The first ‘chapter book’ I ever read was Henry Huggins. In fact, I still remember every minute detail surrounding my reading of it…
It was 1980, and Fridays were ‘library days’ for my first grade class at Kratz Elementary School, and we would walk single file (mostly) down the hall to the library on Friday afternoons. As a first grader I wasn’t supposed to be browsing in the chapter book section. Our 1st grade class was generally pointed in the direction of books for younger readers including Caldecott winners (among which are many truly wonderful titles, by the way), such as “Where the Wild Things Are”, but I was born a bookworm and was innately fascinated by the aisles containing chapter books. I felt a kind of awe for these Titans of Literature; brimming over with quotable wisdom and containing more words than pictures.
The school librarian, Mrs. Guller, and my teacher Mrs. O’Reilly were lovers of literature as well, and they had the wisdom to know a bookworm when they saw one. That said, it was not long before I was walking out of the library with a checked out copy of Henry Huggins in hand.
I now had a chance to read a real, honest to goodness chapter book!
Based on the cover art it was a story about a boy like me, and a dog like mine that the boy seemed to carry around in a big box. I was excited to find out more about them both. Kratz Elementary was built in 1957, and this book published in 1950 had the look and feel of a book that had been moving on and off that same library shelf for quite a long time. It very well may have been.
I got through Chapter One that day in class after finishing my assigned class work, and was excited to carry it home to read over the weekend. Saturday morning found me in the corner of the living room snuggled into our old tan recliner starting into Chapter Two. Then Three. Then Four. I soon realized it is hard to put a good book down, and that what I held in my hands was a good book. I stayed in that chair for most of the day, following my imagination down Klickitat Street, and getting acquainted with Henry and his family, his friend Scooter McCarthy and that pesky Ramona and the Quimbys.
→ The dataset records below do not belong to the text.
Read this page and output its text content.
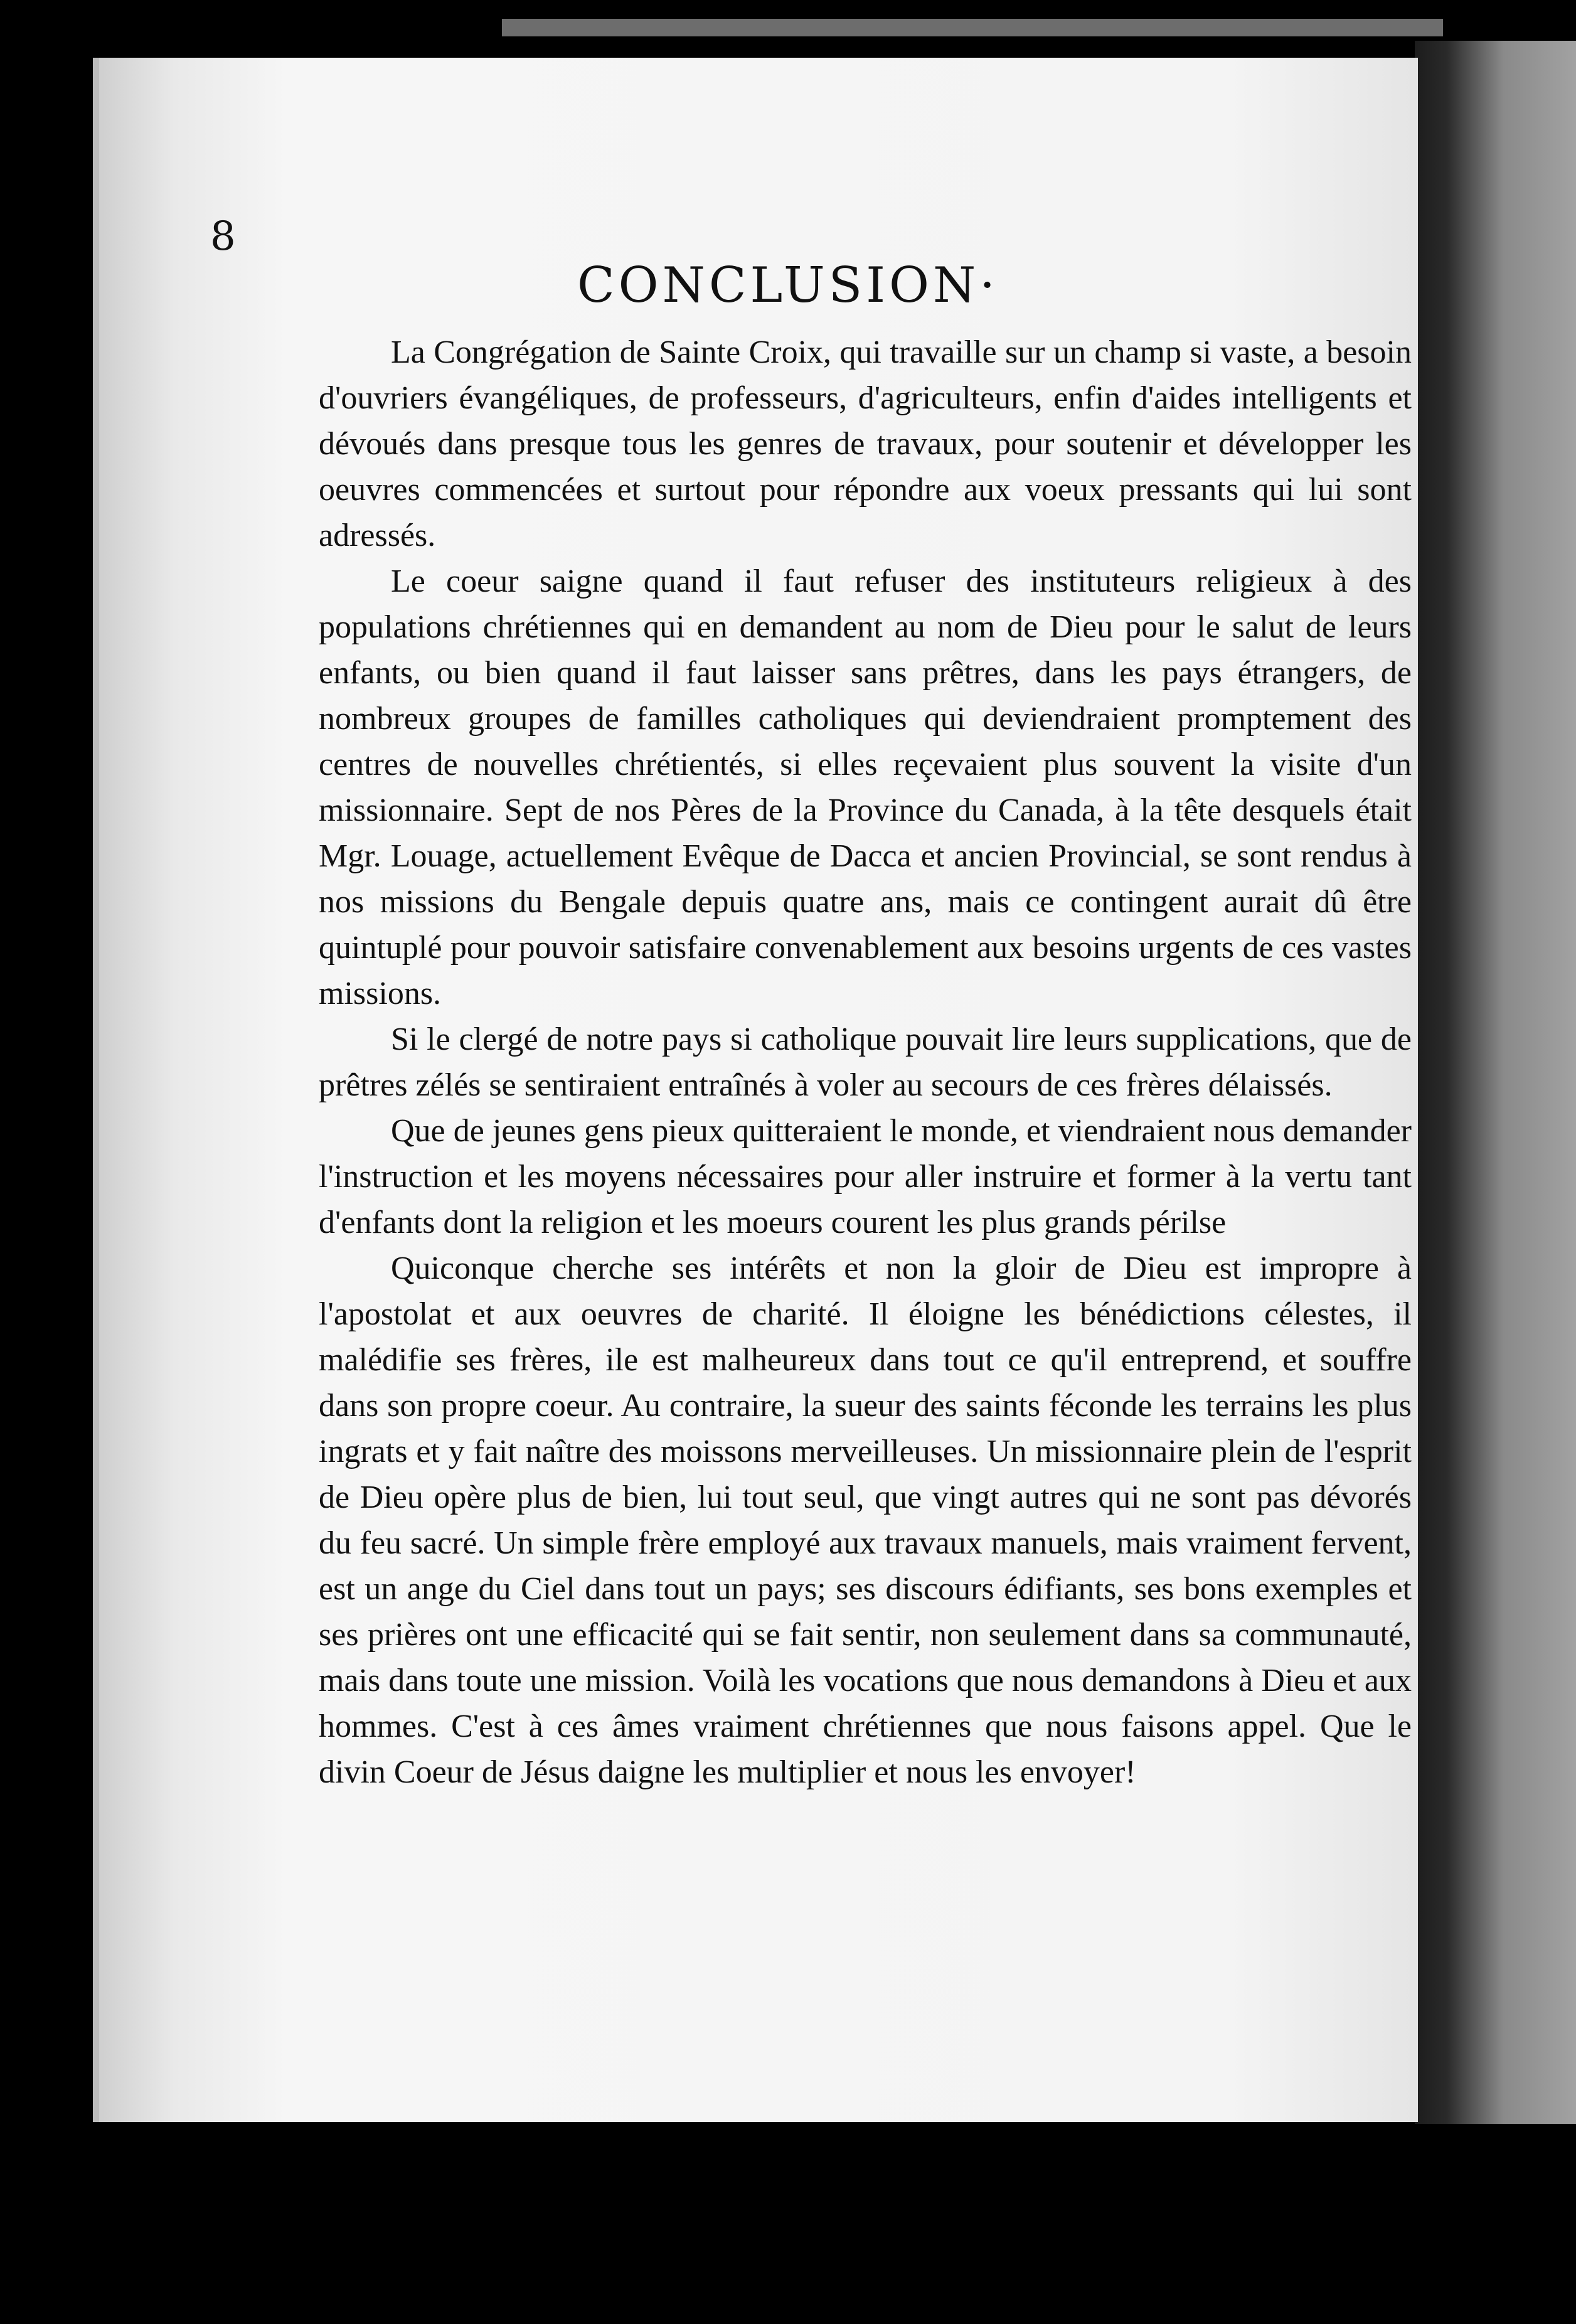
8
CONCLUSION·

La Congrégation de Sainte Croix, qui travaille sur un champ si vaste, a besoin d'ouvriers évangéliques, de professeurs, d'agriculteurs, enfin d'aides intelligents et dévoués dans presque tous les genres de travaux, pour soutenir et développer les oeuvres commencées et surtout pour répondre aux voeux pressants qui lui sont adressés.

Le coeur saigne quand il faut refuser des instituteurs religieux à des populations chrétiennes qui en demandent au nom de Dieu pour le salut de leurs enfants, ou bien quand il faut laisser sans prêtres, dans les pays étrangers, de nombreux groupes de familles catholiques qui deviendraient promptement des centres de nouvelles chrétientés, si elles reçevaient plus souvent la visite d'un missionnaire. Sept de nos Pères de la Province du Canada, à la tête desquels était Mgr. Louage, actuellement Evêque de Dacca et ancien Provincial, se sont rendus à nos missions du Bengale depuis quatre ans, mais ce contingent aurait dû être quintuplé pour pouvoir satisfaire convenablement aux besoins urgents de ces vastes missions.

Si le clergé de notre pays si catholique pouvait lire leurs supplications, que de prêtres zélés se sentiraient entraînés à voler au secours de ces frères délaissés.

Que de jeunes gens pieux quitteraient le monde, et viendraient nous demander l'instruction et les moyens nécessaires pour aller instruire et former à la vertu tant d'enfants dont la religion et les moeurs courent les plus grands périlse

Quiconque cherche ses intérêts et non la gloir de Dieu est impropre à l'apostolat et aux oeuvres de charité. Il éloigne les bénédictions célestes, il malédifie ses frères, ile est malheureux dans tout ce qu'il entreprend, et souffre dans son propre coeur. Au contraire, la sueur des saints féconde les terrains les plus ingrats et y fait naître des moissons merveilleuses. Un missionnaire plein de l'esprit de Dieu opère plus de bien, lui tout seul, que vingt autres qui ne sont pas dévorés du feu sacré. Un simple frère employé aux travaux manuels, mais vraiment fervent, est un ange du Ciel dans tout un pays; ses discours édifiants, ses bons exemples et ses prières ont une efficacité qui se fait sentir, non seulement dans sa communauté, mais dans toute une mission. Voilà les vocations que nous demandons à Dieu et aux hommes. C'est à ces âmes vraiment chrétiennes que nous faisons appel. Que le divin Coeur de Jésus daigne les multiplier et nous les envoyer!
I was mesmerized by stories of Henry doing things only a kid would do, like watching helplessly as a football was thrown into an open car window, bringing a stray dog home on a bus, and digging around in the park for night crawlers. I also remember going through most of a can of original Pringles while reading, but that’s beside the point.
The point is that the characters created by Beverly Cleary continue to be so endearing because they are so relatable. Even in our technologically saturated society, decades removed from the slower paced world of Klickatat Street, the kids in her books still act and think like real kids, and the adults act just like real kids expect adults to act. In an age when superhero movies are rated R, TV shows are essentially off-limits for kids after 7:00, and very few forms of entertainment remain truly family-friendly, these books remind us that the goal of entertaining everyone from 8 to 80 is very achievable.
Once I finished Henry Huggins, I was a devout Cleary fan. It wasn’t long before I had gone through every Henry Huggins book I could get my hands on, while not neglecting every Beezus and Ramona book, The Mouse and the Motorcycle, Dear Mr. Henshaw, and eventually Otis Spofford and Mitch and Amy. These books are still among my favorites today, and are also loved by my children. It wasn’t very long ago that my kids found a mouse living in our backyard, and one of them suggested that maybe we should see if he could ride a motorcycle.I was only disappointed that I hadn’t thought of it first.
It is safe to say that much of the reason I spent over a decade teaching English and am a writer today can be traced back to the joy of reading that was fostered when I was young. Beverly Cleary set out to write books for the boys who visited her library and asked for books about “boys like us”, and she succeeded in doing so. She will most likely never know the impact she had on this particular boy who found one of her books in a school library in 1980, but I certainly hope she knows that her books have inspired several generations of young readers and writers, and that they continue to do so.